The table below shows the results of the screens for enantiodivergence shown as a heat map where -100% ee is represented a dark blue and +100% ee by dark red, and with lighter shading representing a lower ee in the range between 100 (dark) and zero (gray). The bottom row of the table (labeled PaDa-1) shows the results for the parent enzyme. Of particular note is that for all five of the reactions studied at least one of the mutants preferentially provided the opposite enantiomer to the parent.
The authors then scaled up and isolated three of the enzymes (d2, d4 and d28) for more detailed characterization, including comparison docking studies that provide a basis for rationalizing the dramatic changes in enantioselectivity. In the case of d28 they show that reversal of enantioselectivity cannot be rationalized by a single point mutation – rather a synergy from multiple mutations is required (which would be highly unlikely to be obtained via conventional stepwise directed evolution).

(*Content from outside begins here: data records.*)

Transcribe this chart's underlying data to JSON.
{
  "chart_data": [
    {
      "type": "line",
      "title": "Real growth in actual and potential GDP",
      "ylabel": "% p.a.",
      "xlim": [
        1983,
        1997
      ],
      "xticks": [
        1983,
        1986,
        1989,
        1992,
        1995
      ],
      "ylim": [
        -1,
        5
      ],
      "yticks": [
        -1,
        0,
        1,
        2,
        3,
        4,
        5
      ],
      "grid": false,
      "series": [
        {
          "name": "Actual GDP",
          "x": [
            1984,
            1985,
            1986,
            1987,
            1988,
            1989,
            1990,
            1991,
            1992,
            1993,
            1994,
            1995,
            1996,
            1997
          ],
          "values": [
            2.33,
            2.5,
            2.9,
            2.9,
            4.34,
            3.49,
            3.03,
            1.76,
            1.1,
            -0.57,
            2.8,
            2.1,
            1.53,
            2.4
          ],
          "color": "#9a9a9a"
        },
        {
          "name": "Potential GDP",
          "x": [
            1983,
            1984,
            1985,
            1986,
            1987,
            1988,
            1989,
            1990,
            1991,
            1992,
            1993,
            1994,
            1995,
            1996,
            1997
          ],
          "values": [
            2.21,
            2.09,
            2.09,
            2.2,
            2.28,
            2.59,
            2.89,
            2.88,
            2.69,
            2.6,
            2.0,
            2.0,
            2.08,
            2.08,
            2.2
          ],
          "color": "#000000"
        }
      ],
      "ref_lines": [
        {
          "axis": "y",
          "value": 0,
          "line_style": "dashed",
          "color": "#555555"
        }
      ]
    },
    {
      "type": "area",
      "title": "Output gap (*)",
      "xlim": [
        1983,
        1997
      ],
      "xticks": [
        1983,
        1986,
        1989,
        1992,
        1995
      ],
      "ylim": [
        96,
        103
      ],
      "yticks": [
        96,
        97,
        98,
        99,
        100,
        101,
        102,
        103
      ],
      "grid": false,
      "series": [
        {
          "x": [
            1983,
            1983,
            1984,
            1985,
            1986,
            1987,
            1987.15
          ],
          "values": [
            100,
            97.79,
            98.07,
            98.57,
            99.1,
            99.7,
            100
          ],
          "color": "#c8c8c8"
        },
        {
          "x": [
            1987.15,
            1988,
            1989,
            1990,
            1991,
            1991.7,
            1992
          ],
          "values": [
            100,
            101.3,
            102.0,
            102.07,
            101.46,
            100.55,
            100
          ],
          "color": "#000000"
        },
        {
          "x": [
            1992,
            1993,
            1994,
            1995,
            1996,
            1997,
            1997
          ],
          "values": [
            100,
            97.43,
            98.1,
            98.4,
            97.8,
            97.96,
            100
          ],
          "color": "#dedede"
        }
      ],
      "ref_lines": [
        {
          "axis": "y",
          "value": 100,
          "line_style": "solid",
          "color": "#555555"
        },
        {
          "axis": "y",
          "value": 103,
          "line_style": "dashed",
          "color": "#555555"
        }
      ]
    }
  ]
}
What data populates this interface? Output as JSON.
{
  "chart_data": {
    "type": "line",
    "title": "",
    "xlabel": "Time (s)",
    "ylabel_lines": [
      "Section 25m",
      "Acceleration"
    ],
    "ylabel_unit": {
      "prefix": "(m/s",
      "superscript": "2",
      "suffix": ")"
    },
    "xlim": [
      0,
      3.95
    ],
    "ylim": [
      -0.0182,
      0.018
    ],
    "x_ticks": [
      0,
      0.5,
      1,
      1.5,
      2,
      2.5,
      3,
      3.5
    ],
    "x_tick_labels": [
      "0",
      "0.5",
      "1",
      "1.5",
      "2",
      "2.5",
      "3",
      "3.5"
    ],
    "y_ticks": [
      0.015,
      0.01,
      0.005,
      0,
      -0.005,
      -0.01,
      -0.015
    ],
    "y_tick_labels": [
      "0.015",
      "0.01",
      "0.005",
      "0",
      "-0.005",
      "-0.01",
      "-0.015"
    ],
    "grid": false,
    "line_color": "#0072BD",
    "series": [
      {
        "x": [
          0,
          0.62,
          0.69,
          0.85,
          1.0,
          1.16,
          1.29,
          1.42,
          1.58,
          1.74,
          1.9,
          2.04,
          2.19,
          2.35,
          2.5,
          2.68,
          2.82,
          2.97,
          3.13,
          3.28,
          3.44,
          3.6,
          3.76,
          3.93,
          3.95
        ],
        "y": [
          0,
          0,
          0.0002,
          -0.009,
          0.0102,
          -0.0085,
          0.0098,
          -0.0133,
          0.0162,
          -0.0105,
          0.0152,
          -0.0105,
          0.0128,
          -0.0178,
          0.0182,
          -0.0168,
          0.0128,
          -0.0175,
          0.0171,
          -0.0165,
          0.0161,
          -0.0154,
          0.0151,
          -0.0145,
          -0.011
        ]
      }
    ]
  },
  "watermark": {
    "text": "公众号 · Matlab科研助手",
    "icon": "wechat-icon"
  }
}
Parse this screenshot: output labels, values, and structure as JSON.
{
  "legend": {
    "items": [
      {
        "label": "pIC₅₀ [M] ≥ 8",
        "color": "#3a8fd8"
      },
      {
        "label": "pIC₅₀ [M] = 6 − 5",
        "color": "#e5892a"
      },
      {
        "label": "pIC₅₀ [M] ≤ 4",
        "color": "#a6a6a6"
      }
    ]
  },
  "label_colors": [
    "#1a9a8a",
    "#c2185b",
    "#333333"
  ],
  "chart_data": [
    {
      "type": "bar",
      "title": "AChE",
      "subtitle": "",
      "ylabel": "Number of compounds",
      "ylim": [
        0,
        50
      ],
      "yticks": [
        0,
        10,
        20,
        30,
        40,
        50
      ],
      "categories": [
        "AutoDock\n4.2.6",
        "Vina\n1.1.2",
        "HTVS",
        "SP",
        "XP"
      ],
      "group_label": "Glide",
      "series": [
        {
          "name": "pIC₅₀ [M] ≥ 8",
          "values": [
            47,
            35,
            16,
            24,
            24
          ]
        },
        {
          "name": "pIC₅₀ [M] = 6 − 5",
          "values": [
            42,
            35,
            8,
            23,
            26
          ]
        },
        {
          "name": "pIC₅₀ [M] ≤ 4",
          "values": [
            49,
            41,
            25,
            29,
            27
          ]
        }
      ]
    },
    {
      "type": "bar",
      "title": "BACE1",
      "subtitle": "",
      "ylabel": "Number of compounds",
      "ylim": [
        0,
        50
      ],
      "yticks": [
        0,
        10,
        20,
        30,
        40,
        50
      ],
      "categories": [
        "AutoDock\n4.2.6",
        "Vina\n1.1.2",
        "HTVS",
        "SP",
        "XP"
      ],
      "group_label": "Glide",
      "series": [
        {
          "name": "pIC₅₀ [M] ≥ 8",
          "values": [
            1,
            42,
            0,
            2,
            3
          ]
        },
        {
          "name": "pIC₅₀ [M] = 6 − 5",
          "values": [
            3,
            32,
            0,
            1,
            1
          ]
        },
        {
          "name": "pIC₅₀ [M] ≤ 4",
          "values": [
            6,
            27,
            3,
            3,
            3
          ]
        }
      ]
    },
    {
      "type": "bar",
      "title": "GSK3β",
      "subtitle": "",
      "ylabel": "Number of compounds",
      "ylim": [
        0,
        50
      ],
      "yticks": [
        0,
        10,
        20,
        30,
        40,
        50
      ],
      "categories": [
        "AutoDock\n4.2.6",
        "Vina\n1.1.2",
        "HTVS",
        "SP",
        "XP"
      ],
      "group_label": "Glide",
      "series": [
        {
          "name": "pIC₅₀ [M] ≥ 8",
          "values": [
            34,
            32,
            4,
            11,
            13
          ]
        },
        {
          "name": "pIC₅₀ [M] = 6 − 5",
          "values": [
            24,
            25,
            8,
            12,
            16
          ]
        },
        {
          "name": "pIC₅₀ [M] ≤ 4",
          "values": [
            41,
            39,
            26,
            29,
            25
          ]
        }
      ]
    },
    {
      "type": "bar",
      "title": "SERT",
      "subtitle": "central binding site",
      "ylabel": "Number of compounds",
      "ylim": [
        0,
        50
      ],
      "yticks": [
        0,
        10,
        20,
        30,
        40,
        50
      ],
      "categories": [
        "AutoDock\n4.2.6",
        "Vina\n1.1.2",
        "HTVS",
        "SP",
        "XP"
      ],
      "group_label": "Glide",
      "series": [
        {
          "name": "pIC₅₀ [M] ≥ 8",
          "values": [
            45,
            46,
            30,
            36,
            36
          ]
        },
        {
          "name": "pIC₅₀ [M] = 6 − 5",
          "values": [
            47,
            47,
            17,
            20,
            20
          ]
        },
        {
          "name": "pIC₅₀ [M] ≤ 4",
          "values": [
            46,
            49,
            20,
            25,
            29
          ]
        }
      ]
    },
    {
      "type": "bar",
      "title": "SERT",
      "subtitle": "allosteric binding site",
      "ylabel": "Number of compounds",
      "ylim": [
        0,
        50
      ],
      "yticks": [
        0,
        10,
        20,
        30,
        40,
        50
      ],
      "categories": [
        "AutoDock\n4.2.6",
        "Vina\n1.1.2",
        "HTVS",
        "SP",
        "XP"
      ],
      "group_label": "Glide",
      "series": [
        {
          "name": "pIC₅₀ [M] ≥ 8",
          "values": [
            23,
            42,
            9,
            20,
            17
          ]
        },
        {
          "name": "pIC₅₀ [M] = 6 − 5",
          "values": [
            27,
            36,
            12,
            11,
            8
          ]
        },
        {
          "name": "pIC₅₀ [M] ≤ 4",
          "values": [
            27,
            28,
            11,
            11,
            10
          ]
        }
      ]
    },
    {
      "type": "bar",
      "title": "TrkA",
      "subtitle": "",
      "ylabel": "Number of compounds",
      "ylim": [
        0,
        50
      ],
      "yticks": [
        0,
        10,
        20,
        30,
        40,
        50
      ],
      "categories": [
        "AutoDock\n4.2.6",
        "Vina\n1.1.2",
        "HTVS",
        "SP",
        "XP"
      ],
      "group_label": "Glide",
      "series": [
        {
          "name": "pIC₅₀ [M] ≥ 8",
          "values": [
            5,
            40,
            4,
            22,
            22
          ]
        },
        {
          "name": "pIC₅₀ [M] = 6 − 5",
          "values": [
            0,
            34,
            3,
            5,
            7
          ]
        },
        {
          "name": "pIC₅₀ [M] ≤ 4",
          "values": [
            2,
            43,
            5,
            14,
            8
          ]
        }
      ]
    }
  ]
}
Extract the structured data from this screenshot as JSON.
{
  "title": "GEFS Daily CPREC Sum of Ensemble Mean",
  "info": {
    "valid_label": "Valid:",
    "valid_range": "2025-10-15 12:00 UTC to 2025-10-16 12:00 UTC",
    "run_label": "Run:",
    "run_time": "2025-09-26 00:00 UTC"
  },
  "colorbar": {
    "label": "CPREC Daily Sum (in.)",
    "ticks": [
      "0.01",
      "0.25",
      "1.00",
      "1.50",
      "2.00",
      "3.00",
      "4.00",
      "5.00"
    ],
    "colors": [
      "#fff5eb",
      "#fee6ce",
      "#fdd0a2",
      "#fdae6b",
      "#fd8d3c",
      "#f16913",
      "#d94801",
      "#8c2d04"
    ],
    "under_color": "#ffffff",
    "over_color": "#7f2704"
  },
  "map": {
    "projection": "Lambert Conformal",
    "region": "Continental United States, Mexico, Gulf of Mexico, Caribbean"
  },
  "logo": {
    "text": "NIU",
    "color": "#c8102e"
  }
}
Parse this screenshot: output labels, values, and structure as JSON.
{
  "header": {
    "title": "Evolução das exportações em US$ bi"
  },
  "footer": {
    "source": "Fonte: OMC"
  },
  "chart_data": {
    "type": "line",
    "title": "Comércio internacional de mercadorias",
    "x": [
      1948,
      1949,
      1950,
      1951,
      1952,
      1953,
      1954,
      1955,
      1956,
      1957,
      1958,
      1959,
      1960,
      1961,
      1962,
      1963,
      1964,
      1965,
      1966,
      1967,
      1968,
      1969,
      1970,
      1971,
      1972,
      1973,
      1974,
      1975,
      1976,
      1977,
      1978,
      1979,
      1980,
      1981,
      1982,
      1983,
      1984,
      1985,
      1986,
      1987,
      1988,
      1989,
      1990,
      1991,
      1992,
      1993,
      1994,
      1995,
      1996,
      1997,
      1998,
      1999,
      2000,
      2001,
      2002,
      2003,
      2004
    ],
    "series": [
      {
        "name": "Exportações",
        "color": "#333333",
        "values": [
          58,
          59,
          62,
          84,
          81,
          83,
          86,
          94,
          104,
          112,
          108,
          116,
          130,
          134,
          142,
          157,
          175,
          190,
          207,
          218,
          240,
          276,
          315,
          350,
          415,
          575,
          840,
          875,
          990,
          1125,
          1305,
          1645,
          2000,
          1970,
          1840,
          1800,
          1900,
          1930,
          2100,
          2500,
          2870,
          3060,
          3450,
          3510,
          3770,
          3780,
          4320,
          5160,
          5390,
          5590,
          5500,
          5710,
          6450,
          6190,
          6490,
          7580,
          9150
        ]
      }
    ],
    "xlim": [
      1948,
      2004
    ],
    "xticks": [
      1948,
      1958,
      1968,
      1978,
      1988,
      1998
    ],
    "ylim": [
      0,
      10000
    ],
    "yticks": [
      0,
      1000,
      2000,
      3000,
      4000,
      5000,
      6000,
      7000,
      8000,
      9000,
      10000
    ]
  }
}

In the discussion the authors note that the FuncLib algorithm works without transition state modeling, but rather implements stable constellations of interacting amino acids in the catalytic core based on the crystallographic structure of the enzyme. Interestingly they note that the recent high accuracy predictions of enzyme active sites by Alpha Fold models suggests that FuncLib could be operated without even needing a crystallographic structure which would remove one of the most significant bottlenecks that has limited protein engineering to-date. Hopefully, this type of more rational and accelerated approach to enzyme engineering will lead to development of not only UPO enzymes for enantioselective hydroxylation, but also expand and accelerate the whole toolbox of biocatalysis.